The second smaller illustration for the i-ching was to be a mountain path ascending up through the mists. As luck would have it I found a great sketch I had done, but not yet used, of Tryfan. A great grey shattered peak of a mountain in North Wales. It rears like a broaching whale above Llyn Ogwen and I had sketched it from below the main road and included the bridge so with a bit of judicious photoshoppery majigerry, Tryfan was stretched up to mountain of heaven proportions, I then redrew the bridge to make it a bit more 'Chinese' and put a winding path in and then 'bigged'up the river that runs under the bridge. The actual river Ogwen is concealed by the cut it runs in but I wanted a rushing mountain stream so lifted it right up and made it foam and splash. It was also a good way to take the eye into the composition and accentuate the path/steps by separating them out from the main body of the picture.

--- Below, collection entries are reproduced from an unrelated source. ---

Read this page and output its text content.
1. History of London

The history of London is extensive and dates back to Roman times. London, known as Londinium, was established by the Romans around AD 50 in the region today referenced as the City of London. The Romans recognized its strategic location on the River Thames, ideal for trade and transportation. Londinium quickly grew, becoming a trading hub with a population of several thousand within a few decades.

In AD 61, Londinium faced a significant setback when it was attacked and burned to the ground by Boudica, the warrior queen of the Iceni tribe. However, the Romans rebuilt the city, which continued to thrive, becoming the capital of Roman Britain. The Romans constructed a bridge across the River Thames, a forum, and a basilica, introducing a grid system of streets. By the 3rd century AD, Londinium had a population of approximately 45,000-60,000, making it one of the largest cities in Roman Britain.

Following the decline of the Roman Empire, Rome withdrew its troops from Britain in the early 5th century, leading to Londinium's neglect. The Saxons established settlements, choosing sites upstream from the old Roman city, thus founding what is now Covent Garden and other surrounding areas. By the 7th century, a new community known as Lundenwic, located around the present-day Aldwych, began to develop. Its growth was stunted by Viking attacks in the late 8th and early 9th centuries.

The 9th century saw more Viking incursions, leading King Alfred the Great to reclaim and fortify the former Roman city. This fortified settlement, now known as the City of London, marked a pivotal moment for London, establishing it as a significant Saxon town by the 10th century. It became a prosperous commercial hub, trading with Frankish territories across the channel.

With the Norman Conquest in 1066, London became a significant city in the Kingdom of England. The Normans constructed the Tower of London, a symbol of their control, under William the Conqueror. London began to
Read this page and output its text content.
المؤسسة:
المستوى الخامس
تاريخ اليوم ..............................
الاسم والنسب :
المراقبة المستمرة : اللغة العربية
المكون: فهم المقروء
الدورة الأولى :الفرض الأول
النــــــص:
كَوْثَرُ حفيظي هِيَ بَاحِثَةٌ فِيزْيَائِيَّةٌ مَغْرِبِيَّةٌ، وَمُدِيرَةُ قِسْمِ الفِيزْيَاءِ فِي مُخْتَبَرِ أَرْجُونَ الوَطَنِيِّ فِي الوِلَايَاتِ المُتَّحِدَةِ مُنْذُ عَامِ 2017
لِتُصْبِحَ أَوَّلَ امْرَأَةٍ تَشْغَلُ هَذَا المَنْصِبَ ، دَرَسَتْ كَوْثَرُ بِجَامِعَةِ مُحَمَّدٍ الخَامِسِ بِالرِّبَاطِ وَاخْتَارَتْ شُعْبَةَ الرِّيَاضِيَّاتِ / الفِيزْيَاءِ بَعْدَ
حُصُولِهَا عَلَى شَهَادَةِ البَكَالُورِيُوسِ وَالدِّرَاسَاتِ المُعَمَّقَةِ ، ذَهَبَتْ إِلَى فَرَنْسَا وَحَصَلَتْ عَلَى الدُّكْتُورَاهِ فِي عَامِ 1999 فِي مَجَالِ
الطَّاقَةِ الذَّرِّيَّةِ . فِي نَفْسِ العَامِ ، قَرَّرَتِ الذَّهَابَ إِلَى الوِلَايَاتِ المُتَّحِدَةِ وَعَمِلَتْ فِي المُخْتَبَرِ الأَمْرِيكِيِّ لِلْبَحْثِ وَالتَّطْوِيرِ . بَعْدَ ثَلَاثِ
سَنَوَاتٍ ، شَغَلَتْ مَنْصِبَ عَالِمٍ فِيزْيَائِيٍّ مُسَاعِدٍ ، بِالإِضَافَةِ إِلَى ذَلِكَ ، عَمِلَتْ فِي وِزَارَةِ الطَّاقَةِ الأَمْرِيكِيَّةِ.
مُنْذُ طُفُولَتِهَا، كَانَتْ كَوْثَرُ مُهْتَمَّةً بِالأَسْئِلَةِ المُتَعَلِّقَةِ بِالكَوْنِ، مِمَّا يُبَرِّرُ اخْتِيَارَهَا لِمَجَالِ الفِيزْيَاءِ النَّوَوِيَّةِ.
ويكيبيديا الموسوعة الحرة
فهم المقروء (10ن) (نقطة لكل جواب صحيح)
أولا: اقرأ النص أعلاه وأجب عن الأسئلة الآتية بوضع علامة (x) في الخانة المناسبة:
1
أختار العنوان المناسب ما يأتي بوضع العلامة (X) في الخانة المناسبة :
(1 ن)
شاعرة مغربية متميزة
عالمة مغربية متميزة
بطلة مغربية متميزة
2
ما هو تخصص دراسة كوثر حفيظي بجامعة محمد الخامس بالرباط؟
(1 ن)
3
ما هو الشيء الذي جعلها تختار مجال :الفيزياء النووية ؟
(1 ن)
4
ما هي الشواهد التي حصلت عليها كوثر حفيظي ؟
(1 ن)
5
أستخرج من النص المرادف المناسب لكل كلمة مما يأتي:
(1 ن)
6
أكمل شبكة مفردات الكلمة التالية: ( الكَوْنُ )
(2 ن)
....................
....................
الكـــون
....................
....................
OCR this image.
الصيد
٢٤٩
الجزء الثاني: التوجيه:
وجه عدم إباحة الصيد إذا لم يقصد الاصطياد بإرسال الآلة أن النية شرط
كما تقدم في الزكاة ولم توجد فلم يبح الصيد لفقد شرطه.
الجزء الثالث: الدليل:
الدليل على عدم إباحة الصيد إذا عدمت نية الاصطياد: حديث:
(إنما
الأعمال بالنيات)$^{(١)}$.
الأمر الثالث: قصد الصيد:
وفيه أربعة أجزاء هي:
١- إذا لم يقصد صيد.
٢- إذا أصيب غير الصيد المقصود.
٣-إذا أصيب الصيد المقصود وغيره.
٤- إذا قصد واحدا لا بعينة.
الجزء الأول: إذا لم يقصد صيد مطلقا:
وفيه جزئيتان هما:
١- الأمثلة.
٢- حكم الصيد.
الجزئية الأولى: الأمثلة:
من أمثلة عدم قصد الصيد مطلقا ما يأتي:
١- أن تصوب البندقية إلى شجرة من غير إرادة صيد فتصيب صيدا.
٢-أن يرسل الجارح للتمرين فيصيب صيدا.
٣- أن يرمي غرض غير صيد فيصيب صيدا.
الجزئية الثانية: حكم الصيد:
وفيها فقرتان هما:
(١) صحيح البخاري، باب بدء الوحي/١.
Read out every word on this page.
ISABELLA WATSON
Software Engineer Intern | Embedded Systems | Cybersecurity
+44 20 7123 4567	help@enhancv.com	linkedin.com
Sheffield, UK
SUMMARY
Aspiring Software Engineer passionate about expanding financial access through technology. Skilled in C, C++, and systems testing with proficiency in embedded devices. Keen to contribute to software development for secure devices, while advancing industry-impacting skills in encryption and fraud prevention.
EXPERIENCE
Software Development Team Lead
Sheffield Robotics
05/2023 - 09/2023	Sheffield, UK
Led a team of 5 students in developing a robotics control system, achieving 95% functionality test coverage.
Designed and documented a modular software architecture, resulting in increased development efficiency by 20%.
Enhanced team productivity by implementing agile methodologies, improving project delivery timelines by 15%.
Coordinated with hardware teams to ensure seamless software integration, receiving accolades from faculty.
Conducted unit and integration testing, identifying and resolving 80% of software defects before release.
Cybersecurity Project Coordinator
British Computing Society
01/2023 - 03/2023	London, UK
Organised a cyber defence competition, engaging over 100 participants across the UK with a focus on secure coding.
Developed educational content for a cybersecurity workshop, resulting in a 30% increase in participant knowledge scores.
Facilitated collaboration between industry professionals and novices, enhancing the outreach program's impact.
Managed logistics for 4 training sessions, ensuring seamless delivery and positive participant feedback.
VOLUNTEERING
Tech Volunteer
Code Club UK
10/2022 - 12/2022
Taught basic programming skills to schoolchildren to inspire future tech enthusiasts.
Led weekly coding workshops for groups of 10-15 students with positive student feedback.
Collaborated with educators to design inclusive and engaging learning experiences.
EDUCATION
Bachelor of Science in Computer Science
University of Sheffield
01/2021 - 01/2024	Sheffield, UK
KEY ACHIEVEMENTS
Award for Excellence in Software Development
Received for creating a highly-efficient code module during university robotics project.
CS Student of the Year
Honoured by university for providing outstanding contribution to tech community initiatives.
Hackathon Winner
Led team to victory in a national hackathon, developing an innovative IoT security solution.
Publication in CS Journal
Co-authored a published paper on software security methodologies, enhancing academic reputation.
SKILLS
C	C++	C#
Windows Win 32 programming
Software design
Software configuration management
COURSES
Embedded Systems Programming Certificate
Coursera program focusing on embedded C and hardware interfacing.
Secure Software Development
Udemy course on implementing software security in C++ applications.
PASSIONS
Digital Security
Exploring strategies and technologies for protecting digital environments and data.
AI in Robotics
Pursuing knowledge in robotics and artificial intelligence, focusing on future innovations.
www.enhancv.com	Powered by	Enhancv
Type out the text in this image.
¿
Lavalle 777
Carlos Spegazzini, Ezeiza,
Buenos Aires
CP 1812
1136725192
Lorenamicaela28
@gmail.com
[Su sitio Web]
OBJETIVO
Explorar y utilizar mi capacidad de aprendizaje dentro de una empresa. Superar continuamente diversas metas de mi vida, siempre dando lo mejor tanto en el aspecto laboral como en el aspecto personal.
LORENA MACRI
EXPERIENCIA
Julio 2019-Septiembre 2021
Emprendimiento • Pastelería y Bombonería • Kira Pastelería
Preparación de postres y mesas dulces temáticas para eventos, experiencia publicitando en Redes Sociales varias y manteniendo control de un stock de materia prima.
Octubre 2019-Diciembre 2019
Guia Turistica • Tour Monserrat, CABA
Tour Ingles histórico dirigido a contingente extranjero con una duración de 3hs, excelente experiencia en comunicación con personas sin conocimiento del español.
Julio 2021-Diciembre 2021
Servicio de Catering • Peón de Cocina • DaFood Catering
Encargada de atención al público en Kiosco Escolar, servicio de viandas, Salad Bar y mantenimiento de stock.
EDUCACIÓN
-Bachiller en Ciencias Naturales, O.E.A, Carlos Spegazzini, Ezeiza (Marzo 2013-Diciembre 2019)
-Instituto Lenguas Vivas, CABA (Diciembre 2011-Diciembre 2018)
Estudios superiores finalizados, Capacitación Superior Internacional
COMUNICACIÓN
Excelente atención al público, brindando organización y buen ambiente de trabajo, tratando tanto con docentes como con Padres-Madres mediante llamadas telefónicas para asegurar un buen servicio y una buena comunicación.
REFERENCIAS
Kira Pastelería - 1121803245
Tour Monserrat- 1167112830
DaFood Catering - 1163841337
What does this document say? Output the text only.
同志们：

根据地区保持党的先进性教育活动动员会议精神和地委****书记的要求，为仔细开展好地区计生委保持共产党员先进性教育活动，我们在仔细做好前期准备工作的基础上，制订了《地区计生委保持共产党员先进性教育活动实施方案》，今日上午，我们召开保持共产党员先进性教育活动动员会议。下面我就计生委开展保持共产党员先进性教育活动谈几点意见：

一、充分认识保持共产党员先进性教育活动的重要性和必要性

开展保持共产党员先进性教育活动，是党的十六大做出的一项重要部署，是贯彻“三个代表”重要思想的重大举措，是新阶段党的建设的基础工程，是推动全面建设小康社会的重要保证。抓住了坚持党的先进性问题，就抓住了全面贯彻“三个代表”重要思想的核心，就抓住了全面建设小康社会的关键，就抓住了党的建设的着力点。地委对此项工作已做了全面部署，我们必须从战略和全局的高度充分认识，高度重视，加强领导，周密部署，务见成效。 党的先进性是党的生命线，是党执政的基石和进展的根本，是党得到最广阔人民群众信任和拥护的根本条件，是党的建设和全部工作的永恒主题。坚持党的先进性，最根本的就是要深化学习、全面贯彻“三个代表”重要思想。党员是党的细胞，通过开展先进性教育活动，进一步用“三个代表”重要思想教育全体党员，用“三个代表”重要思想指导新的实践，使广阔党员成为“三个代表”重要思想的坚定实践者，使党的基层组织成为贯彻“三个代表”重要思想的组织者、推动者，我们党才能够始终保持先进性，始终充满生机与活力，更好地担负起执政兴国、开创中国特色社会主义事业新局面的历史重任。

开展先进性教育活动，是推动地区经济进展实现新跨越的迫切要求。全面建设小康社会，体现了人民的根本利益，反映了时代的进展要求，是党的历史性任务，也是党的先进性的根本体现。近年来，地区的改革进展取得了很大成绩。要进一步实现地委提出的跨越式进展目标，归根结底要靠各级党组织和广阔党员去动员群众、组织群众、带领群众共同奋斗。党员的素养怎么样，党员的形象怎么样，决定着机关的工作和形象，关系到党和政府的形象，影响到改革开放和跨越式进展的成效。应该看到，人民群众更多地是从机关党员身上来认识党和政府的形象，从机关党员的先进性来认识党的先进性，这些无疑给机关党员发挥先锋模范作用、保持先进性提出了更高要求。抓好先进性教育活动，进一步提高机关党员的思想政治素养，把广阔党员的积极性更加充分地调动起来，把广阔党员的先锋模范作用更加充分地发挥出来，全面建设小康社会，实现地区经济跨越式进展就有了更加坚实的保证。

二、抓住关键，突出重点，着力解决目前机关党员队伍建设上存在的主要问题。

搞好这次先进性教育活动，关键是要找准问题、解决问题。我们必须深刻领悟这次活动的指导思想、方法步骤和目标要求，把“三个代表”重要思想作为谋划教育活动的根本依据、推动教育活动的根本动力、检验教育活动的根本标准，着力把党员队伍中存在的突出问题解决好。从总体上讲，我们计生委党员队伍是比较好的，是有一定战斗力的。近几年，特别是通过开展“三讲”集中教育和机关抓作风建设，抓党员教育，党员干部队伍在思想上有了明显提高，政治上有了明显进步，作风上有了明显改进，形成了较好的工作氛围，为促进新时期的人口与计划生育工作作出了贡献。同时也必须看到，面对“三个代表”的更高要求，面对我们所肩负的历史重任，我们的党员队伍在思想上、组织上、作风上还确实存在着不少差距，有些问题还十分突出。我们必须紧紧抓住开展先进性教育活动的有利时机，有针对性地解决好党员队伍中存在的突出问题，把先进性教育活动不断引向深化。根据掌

Initially the path started with steps just in the immediate foreground with the idea that you went out of the picture and back in again at the bridge to suggest the winding nature of the path. The client then decided they wanted it a bit more obvious that the steps in the foreground connected directly to the bridge and up the mountain.
Steps wind up to the bridge and the cliff on the edge has gone. This does have the added bonus of making the main mountain seem higher. Mmmm steps a bit too erm steppy and maybe too easy! How about more of a rough path to suggest the hard and worthy work involved. Mmmm what about that bridge? Too bridgey maybe? Maybe it should be more of a rough mountain track all au natural. yes lose the bridge!
Path rough and stoney, bridge, one of my favourite bits, transformed cunningly into a natural arch and the difficult path switch backing up the mountain accentuated. That's it, perfect!
This was a two colour print, with a graduation in the layers to add more variety and depth. I do like the background mountains emerging from the mist in a paler colour. Was a nice chance to experiment with rubbing out part of the ink to knock that part of the print back and also try the cutting of the mountain sides in lines to suggest the form. Overall a happy client.